The results came amid seemingly non-stop growth in real estate value in Canada’s most dynamic markets, even as the study found that 21 per cent of millennials still live with parents and 42 per cent are currently renting. Meanwhile, 59 per cent of the 18- to 34-year-old bracket said that having their own homes would attest to their personal freedom.
CIBC officials said that the survey, which randomly polled 1,517 adults on March 14 and 15, showed that Canadians still see home ownership as fulfillment despite weakened purchasing power across the board.

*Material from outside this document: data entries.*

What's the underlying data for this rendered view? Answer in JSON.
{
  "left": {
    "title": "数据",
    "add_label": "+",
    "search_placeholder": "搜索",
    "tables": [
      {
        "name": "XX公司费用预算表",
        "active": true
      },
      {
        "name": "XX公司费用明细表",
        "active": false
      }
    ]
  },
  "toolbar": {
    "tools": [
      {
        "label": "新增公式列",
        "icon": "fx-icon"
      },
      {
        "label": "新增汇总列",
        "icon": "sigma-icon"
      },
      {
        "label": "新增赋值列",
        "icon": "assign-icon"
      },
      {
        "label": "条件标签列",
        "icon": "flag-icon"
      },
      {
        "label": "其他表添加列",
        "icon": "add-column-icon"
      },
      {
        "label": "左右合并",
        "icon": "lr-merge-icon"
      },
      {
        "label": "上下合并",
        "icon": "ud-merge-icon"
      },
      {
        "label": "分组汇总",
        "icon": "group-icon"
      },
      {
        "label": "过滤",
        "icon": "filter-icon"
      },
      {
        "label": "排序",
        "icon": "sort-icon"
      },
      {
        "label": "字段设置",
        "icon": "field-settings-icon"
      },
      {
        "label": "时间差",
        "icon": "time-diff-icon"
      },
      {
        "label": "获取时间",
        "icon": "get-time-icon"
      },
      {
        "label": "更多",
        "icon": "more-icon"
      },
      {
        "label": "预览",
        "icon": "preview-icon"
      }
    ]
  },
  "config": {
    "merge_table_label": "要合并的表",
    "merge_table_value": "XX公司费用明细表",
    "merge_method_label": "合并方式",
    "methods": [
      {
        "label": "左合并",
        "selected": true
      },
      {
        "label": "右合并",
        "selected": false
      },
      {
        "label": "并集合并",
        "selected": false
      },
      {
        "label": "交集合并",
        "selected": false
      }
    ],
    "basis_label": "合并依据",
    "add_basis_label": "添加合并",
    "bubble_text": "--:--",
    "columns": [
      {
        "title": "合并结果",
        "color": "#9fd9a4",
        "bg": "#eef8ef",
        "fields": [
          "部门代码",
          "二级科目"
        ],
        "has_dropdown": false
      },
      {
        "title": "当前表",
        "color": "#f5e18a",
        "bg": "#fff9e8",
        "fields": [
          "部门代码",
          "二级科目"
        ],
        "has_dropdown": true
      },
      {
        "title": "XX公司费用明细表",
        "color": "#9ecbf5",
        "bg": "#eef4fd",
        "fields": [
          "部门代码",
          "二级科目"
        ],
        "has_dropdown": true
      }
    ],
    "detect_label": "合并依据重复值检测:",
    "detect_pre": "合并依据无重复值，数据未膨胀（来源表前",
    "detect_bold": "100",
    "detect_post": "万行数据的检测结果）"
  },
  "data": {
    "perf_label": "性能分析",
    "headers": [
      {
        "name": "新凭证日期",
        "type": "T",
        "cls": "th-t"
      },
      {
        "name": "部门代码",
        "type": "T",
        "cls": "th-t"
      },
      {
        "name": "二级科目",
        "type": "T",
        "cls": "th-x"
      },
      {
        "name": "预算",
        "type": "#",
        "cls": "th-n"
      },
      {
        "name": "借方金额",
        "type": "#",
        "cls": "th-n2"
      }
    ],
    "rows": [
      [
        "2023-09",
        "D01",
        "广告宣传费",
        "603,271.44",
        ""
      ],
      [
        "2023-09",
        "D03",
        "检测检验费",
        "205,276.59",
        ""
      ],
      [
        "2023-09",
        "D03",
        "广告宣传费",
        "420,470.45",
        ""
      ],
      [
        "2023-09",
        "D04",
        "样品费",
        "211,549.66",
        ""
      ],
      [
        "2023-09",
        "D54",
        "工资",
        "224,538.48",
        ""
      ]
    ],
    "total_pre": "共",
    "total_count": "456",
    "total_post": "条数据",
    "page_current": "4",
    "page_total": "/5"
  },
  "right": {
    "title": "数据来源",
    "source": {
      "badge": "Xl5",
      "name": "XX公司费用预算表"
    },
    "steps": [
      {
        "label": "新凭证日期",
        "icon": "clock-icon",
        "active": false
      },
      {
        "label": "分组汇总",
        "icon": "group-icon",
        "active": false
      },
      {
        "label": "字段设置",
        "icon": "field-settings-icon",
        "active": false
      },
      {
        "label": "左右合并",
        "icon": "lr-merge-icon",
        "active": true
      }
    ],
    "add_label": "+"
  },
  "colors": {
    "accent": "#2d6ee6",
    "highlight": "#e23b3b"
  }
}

“In fact, our poll suggests that millennials place as much importance on being a home owner as Canadians in other age groups,” vice president of mortgages and lending Barry Gollom told CBC News
“Home ownership is an important milestone to many, and that hasn't changed even though it has become increasingly difficult to get into the market,” Gollom explained, alluding to the 85 per cent of Canadians (all ages) who see purchasing and owning as crucial concerns.
The CIBC survey further revealed that 63 per cent of those who want to own homes said that building equity and saving for retirement is the best strategy to stay afloat in the long run.
In contrast, 15 per cent of the respondents dismissed home ownership as unimportant, pointing at the issue of affordability as the most important factor that makes buying property in these times unrealistic.
A recent survey conducted by CIBC revealed that a clear majority of Canadian millennials look at home ownership with the same level of esteem as did earlier generations, with fully 86 per cent dispelling the common misconception that youngsters don’t want to have their own homes.